5 hot topics from Telco Data Analytics 2017

Hot topics from TDAEurope

This year’s Telco Data Analytics brought together some of Europe’s leading telecoms experts, tackling topics such as machine learning, new infrastructures and the impending General Data Protection Regulation (GDPR). In this blog, we share the top 5 topics from the 2017 event.




With GDPR on the horizon, it’s no surprise that it was discussed by several speakers at this year’s Telco Data Analytics. Andres Vegas, Global Big Data Director at Telefónica, explained that privacy and personal data management are top challenges that operators must tackle ahead of the fast approaching GDPR compliance deadline of May next year. And with 89% of customers already worried about what happens with their data, along with harsh penalties for non-compliance, it’s a challenge that must be taken seriously.


Also addressing the subject, Ludovic Lévy said that Orange, where he is VP of Global Data Strategy and Governance, is looking at GDPR as an opportunity, rather than a constraint. Operators must make the opt-in process transparent for subscribers; instead of pages and pages of terms and conditions, they could take a modular approach, with ‘feature-based’ opt-in. He used the example of a recent update to Waze, a popular navigation app. Updated terms and conditions allowed the app to access a user’s calendar, alerting them when to leave for their next appointment based on traffic conditions. Although Waze had been transparent with this change, messages within terms and conditions can often be overlooked by users, and a simple ‘new feature’ opt-in would likely be better received and build users trust


2. Machine Learning Use Cases


Unsurprisingly, artificial intelligence and machine learning were discussed throughout the event. Almost everyone agreed that these technologies must be use case driven to ensure they actually bear a benefit to operators, whether it be financial or operational.

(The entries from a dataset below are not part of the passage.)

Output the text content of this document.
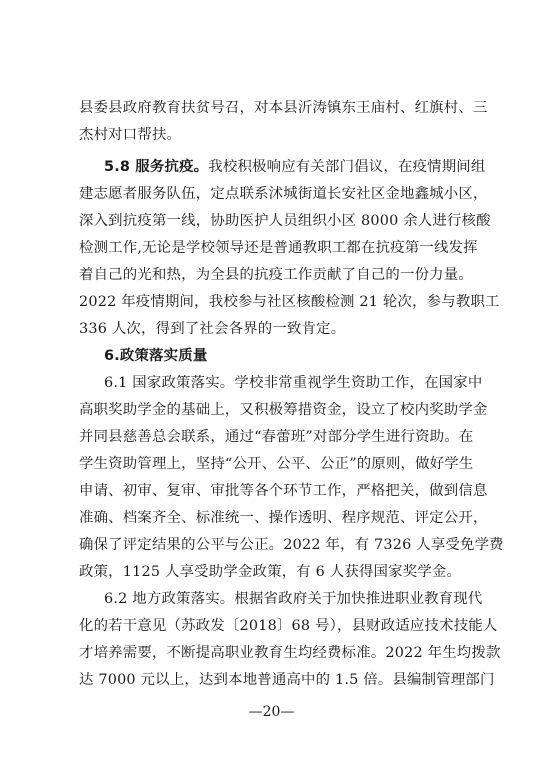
县委县政府教育扶贫号召，对本县沂涛镇东王庙村、红旗村、三
杰村对口帮扶。
5.8 服务抗疫。我校积极响应有关部门倡议，在疫情期间组
建志愿者服务队伍，定点联系沭城街道长安社区金地鑫城小区，
深入到抗疫第一线，协助医护人员组织小区 8000 余人进行核酸
检测工作,无论是学校领导还是普通教职工都在抗疫第一线发挥
着自己的光和热，为全县的抗疫工作贡献了自己的一份力量。
2022 年疫情期间，我校参与社区核酸检测 21 轮次，参与教职工
336 人次，得到了社会各界的一致肯定。
6.政策落实质量
6.1 国家政策落实。学校非常重视学生资助工作，在国家中
高职奖助学金的基础上，又积极筹措资金，设立了校内奖助学金
并同县慈善总会联系，通过“春蕾班”对部分学生进行资助。在
学生资助管理上，坚持“公开、公平、公正”的原则，做好学生
申请、初审、复审、审批等各个环节工作，严格把关，做到信息
准确、档案齐全、标准统一、操作透明、程序规范、评定公开，
确保了评定结果的公平与公正。2022 年，有 7326 人享受免学费
政策，1125 人享受助学金政策，有 6 人获得国家奖学金。
6.2 地方政策落实。根据省政府关于加快推进职业教育现代
化的若干意见（苏政发〔2018〕68 号），县财政适应技术技能人
才培养需要，不断提高职业教育生均经费标准。2022 年生均拨款
达 7000 元以上，达到本地普通高中的 1.5 倍。县编制管理部门
—20—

Perhaps one of the most polished use cases presented at the event was the use of machine learning algorithms to improve out-of-home advertising, presented by Roman Postnikov, Director of Customer Analytics and Segment Marketing at MegaFon. In this particular use case, MegaFon wanted to use their data to track movement, and customise digital billboards to adapt to the local audience. However, the telecoms data was not accurate enough to track the physical paths taken by users, so a machine learning algorithm was developed to map the path with the most likelihood. Results showed that 95% of the time, an accuracy of <25m could be achieved, and this is expected to reach an accuracy of <10m over the next 12 months as the machine learning progresses.


3. Data integration challenges


A common pain point that was highlighted by both operators and vendors at this year’s event was the continuing challenge of data quality and data integration. Pratik Bose, Head of Mobile Big Data Solutions at EE/BT explained that data issues are rarely spoken about, but can have a massive operational impact, especially on newly arising use cases in the fields of machine learning and artificial intelligence. Joar Anderson from DigitalRoute expanded on the topic, saying that data scientists were spending up to 80% of their time on cleaning, collecting and organising data before they could utilise it, and this was an issue that must be acknowledged and tackled head-on.


4. Real-time analytics


Several discussions tackled the subject of combining legacy toolsets with real-time analytics solutions. A panel featuring voices from Docomo and Swisscom saw a common question arise; what actually is real-time? For Docomo, a data latency of 30 minutes for mobile alarming applications can be classed as real-time, where others may see a delay of a few seconds to a few minutes as real-time. What was also apparent at the event was that not everything needs to be in a real-time analytics environment immediately. Instead a balance is needed between existing systems that already work well, and specific use cases within a big data application.


5. Data scientists


Finally, a topic touched on by many was the resourcing of data scientists, specifically the challenges operators face when it comes to attracting the best people. Telco’s are up against the likes of Google and Facebook, who can often appear more attractive, and their type of data is usually more relatable. In fact, in an executive panel discussing the topic of creating a sustainable analytics culture, it was highlighted that the problem may well not be about data scientists, but about data translators, providing an understanding of telecoms data which can only come from experience within the industry.



As always, this year’s event tacked some of the most pressing topics within telecoms right now, some reoccurring from last year’s event, and some newly arising challenges. What was clear is that data analytics touches multiple areas across the telecoms environment and will surely be a hot topic well into the future.